Friday 11 May 2012

CD Reviews (The Straits Times, May 2012)

BAX Winter Legends / Morning Song
ASHLEY WASS, Piano
Bournemouth Symphony / James Judd
Naxos 8.572597 / ****1/2

The British composer Arnold Bax (1883-1953) is best known for his seven symphonies and symphonic poems on Celtic lore and legends. This recording presents three concertante works for piano and orchestra, all premiered by his lover and muse Harriet Cohen. At 38 minutes, Winter Legends (1929-30) is a three-movement symphony with a virtuoso piano part employed with orchestral textures in mind. It is a highly evocative score using folk-like themes, both Romantic in spirit yet coloured with broad impressionist sweeps. The ruggedness of Sibelius’s tone poems is recalled albeit with an aromatic Celtic flavour.

Cut from the same fabric is the compact Saga Fragment (1933), an orchestrated movement from an earlier piano quartet. The percussive and hard-hitting 10 minutes was admired by no less than Bartok himself. Far more congenial is Morning Song (1947), carrying the subtitle Maytime In Sussex, which wallows unabashedly in the English pastoral tradition. For some years, this was regularly used in on-air commercials by Symphony 92.4 FM. Prize-winning pianist Ashley Wass has become Naxos label’s in-house pianist for English piano music, and the quality of this release confirms his prowess and obvious sympathies. This is ardently recommended listening.    



RED PIANO
YUNDI, Piano
EMI Classics 4394320 (CD and DVD) / ****1/2

The social history of the piano in contemporary China makes a fascinating topic for a doctoral thesis. Li Yundi’s latest album Red Piano, released to coincide with the Chinese republic’s centenary, qualifies to be its Exhibit A. The piano, with its wide range of colours and textures including percussive and orchestral effects, is an ideal vehicle for transcriptions of Chinese music. The best known are oldies such as Liu Yang River, Colourful Clouds Chasing The Moon and Five Yunnan Folksongs, in Wang Jianzhong’s highly idiomatic arrangements. Romantic and impressionist writing simulating traditional Chinese instruments are the norm, as is the Bartokian treatment of folk songs and dances. All these come to a heady fruition in Zhang Zhao’s Pi Huang (Beijing Opera), a virtuoso showpiece dedicated to Li Yundi.
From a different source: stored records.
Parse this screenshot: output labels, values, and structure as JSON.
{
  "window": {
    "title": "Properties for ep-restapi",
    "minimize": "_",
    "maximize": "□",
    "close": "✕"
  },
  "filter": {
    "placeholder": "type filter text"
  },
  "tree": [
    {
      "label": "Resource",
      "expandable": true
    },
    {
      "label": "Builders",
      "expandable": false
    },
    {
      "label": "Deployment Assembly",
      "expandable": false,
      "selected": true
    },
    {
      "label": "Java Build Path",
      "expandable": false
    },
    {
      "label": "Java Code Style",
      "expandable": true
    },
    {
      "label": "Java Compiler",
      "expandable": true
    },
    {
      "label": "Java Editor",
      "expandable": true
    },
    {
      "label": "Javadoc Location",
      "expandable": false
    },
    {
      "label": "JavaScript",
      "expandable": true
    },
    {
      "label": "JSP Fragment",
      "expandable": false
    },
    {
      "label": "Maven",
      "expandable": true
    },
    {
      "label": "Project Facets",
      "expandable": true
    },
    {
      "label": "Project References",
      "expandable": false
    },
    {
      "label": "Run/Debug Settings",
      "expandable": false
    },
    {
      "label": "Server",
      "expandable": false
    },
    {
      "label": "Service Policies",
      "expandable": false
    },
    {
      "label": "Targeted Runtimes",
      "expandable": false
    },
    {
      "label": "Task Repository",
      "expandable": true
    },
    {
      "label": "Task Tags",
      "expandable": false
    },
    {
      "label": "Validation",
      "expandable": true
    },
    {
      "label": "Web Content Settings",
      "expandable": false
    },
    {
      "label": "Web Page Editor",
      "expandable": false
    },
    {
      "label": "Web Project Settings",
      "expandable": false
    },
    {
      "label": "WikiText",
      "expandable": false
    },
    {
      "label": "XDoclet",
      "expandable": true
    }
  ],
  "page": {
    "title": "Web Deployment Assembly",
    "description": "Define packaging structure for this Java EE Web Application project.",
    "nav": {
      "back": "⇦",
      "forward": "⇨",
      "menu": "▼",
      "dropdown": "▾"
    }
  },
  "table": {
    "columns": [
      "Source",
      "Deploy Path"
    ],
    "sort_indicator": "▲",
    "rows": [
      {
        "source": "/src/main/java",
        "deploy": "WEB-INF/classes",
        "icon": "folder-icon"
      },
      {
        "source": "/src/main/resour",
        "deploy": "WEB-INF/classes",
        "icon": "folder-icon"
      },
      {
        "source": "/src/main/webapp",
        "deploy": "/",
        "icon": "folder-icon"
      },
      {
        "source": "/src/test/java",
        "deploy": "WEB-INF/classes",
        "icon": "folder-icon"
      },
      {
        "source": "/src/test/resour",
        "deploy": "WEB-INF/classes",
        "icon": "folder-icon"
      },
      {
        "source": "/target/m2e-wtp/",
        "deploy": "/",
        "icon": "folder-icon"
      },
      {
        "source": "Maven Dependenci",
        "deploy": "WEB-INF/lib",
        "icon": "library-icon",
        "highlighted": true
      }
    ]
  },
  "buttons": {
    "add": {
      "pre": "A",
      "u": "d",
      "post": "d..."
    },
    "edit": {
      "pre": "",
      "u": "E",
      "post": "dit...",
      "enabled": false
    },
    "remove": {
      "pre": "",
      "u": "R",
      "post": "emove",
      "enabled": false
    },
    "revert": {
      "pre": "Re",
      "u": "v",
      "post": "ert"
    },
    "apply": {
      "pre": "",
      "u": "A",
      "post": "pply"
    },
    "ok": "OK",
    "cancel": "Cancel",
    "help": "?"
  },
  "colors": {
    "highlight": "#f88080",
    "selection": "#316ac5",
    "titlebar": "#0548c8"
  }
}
Patriotic music, particularly the overtly Socialist kind, still makes popular subjects. Zhang Zhou’s transcriptions of Liu Chi’s My Motherland and Nie Er’s March Of The Volunteers (the Chinese National Anthem), the latter in the style a Chopinesque polonaise, are both over-the-top and floridly jingoistic. Then there is the Yellow River Concerto by a Beijing committee of four based on themes from Xian Xinghai’s Yellow River Cantata, composed in 1939 as an anti-Japanese war effort. Despite being derivative (it is the Chinese counterpart to Addinsell’s Warsaw Concerto), the highly effective showpiece sounds spectacular in the hands of Yundi and the National Centre for Performing Arts Orchestra conducted by Chen Zuohuang. The accompanying DVD includes a short documentary in Mandarin and two tracks performed on a blood red (really!) Steinway grand. Yundi diehards need not hesitate.